O PT pretende entrar entrar com uma Ação Direta de Inconstitucionalidade (Adin), no Supremo Tribunal Federal, e um Projeto de Decreto Legislativo (PDC) na Câmara dos Deputados – estratégia que também será adotada pelo PSOL.

Ambas ações têm o objetivo de suspender o decreto.

Opiniões contrárias

Líder do DEM (BA), o deputado Elmar Nascimento concorda com a medida anunciada pelo governo, que diz atender à vontade da sociedade brasileira.Para o parlamentar, a medida reduz a subjetividade do processo.

“É importante que tenhamos critérios objetivos no trâmite da posse de armas, para evitar riscos e injustiças, e realmente a medida beneficiar o cidadão comum”.


Manifestou-se Elmar, em nota divulgada no site do partido.
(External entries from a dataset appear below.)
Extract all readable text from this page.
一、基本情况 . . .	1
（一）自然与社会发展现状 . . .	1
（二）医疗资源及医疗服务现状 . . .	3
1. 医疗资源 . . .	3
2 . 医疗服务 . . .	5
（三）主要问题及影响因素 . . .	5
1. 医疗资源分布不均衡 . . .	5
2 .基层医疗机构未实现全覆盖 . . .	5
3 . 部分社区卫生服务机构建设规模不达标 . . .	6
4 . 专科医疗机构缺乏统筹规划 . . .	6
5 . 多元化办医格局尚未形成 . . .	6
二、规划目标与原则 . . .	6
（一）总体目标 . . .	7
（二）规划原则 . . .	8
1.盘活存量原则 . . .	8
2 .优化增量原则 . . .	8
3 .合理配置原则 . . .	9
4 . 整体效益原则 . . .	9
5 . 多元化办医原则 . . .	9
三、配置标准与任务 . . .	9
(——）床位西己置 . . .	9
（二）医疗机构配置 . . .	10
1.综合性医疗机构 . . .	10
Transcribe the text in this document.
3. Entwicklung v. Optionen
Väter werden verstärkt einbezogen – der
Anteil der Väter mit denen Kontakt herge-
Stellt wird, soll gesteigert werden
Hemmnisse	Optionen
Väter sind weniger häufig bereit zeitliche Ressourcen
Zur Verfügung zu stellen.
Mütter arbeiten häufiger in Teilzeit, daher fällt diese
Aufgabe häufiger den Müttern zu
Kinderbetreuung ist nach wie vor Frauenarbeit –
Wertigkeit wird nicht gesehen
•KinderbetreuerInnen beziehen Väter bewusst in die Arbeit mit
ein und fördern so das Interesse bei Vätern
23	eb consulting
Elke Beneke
Já o líder do PT (RS) , deputado Paulo Pimenta, considera o decreto inconstitucional e acredita que a medida pode aumentar a violência no País.

O parlamentar anunciou nesta terça-feira (15), horas após a assinatura do decreto, que o partido vai questionar a medida no Supremo Tribunal Federal (STF), por meio de uma ação direta de inconstitucionalidade (ADI) a ser protocolada nos próximos dias. Pimenta disse ainda que apresentará em fevereiro à Câmara um projeto de decreto legislativo (PDC) com o objetivo de sustar o decreto.

Medida que será adotada também pelo PSOL.